|Detail from James Gillray's "New Morality" published in the Anti-Jacobin Review (Photo credit: Wikipedia)|
Unfortunately, I live in a society that uses god belief as a proxy for morality. From an early age, many of us are taught to assume that there is a strong connection between the two; however, I have found little evidence of an actual connection. Moreover, the assumption that god belief suggests morality has led to widespread bigotry toward atheists and made it far easier for some who profess religion to exploit others.
As an atheist, nothing stops me from recognizing that atheists can be morally deficient. I have no reason to believe that atheism confers any sort of moral goodness on someone.
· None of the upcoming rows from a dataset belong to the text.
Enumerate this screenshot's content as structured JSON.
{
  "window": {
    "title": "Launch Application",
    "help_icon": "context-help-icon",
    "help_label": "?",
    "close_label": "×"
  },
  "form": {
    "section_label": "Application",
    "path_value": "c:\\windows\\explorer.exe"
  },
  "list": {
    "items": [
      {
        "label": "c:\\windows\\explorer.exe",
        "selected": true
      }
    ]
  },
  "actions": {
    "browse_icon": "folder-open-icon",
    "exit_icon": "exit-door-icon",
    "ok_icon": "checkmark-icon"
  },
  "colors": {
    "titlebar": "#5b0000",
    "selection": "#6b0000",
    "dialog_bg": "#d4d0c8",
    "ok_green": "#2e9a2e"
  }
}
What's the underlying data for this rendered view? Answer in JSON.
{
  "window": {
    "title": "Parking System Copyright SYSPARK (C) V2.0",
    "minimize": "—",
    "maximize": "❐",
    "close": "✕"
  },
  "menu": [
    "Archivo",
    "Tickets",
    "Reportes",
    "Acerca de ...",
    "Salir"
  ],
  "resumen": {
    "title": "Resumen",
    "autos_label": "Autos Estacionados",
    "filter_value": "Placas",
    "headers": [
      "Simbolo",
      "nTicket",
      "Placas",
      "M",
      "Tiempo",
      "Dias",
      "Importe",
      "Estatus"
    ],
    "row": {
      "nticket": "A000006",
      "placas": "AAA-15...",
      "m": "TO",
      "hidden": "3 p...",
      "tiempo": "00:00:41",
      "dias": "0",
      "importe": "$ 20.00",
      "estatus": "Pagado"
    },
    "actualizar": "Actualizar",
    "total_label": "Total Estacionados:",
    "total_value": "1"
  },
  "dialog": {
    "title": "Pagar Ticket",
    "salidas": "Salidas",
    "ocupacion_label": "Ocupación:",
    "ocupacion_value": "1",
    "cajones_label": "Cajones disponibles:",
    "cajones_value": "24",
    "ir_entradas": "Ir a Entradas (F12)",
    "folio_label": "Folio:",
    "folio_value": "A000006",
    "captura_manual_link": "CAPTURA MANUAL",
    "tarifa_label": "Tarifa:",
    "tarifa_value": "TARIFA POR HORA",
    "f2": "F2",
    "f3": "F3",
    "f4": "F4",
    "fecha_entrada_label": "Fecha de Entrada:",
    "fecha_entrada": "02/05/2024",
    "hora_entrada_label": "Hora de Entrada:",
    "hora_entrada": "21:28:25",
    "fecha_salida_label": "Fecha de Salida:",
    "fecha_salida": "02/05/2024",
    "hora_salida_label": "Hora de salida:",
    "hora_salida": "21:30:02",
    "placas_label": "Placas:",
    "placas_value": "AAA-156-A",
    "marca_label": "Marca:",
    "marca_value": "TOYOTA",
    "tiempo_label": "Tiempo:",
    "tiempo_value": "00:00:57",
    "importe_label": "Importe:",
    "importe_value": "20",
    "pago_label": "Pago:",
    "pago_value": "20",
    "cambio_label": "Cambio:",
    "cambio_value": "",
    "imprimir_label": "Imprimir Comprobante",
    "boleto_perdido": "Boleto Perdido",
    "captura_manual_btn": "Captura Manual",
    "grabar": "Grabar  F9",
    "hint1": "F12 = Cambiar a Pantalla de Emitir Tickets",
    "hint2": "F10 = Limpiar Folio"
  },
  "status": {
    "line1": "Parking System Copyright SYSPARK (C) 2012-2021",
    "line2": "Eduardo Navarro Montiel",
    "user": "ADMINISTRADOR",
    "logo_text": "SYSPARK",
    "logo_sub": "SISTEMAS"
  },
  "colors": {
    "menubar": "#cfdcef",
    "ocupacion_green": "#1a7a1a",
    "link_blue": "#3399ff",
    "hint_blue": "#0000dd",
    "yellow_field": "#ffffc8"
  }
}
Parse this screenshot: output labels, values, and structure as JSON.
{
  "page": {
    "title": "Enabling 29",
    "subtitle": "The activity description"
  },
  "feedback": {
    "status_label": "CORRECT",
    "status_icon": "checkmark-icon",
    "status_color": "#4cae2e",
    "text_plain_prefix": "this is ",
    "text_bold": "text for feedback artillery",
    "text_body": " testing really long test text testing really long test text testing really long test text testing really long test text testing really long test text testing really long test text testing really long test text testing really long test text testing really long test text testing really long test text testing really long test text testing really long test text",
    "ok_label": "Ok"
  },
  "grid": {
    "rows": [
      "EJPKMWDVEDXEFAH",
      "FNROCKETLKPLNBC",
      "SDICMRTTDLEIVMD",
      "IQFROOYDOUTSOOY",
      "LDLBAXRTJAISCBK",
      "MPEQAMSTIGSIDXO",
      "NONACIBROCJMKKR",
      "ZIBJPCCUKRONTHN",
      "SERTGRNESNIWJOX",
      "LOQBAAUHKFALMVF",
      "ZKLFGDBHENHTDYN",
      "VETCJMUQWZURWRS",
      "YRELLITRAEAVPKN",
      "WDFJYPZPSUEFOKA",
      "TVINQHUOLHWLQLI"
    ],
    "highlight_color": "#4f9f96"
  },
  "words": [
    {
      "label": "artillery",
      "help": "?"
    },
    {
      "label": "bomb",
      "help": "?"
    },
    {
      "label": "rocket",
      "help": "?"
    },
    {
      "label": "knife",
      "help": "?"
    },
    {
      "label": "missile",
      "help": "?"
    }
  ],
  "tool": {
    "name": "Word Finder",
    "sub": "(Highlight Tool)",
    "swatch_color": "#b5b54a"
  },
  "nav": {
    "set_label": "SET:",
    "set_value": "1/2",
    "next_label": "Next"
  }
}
I need not be surprised when an atheist does something morally wrong. I am free to recognize that atheism is irrelevant to morality. The fact that another person may have reached a similar conclusion on the question of gods tells me nothing about whether he or she shares any values I might consider to be evidence of a moral character.
Similarly, nothing stops me from recognizing that religious believers can be persons of good moral character. I have no basis for assuming that they are morally suspect simply because they believe in gods. The fact that someone has arrived at a different answer to the question of gods than I have tells me nothing useful about his or her values or behavior. Knowing that he or she believes in gods does not help me decide whether to embrace or condemn this person.
If only religious believers had as easy a time of it as we atheists! Far too many are brought up to believe that we are morally deficient merely because we do not share their belief in gods. Some are convinced that we are evil, cannot be trusted, and should be avoided at all costs. They may believe that we are headed for eternal torment in a hell their gods designed. And some have even been raised to believe that we deserve death for what they imagine to be our sins against their gods.
To be sure, some fair-minded religious believers do not think this way and are willing to extend the branch of tolerance to those who do not believe as they do. But they have typically had to overcome much of their religious indoctrination and ignore parts of their "holy" books to reach this point. This can be an uphill battle because most religions teach not only that they have the right answers but that those who do not share their beliefs are morally flawed.
I'm glad that atheists do not have this problem. I think it is great that we can evaluate someone's moral character on the basis of how he or she behaves rather than what he or she believes or which gods he or she prefers. It is sometimes said that the transition from religious believer to atheist is a liberating experience, and I think this is an important part of why that is often the case.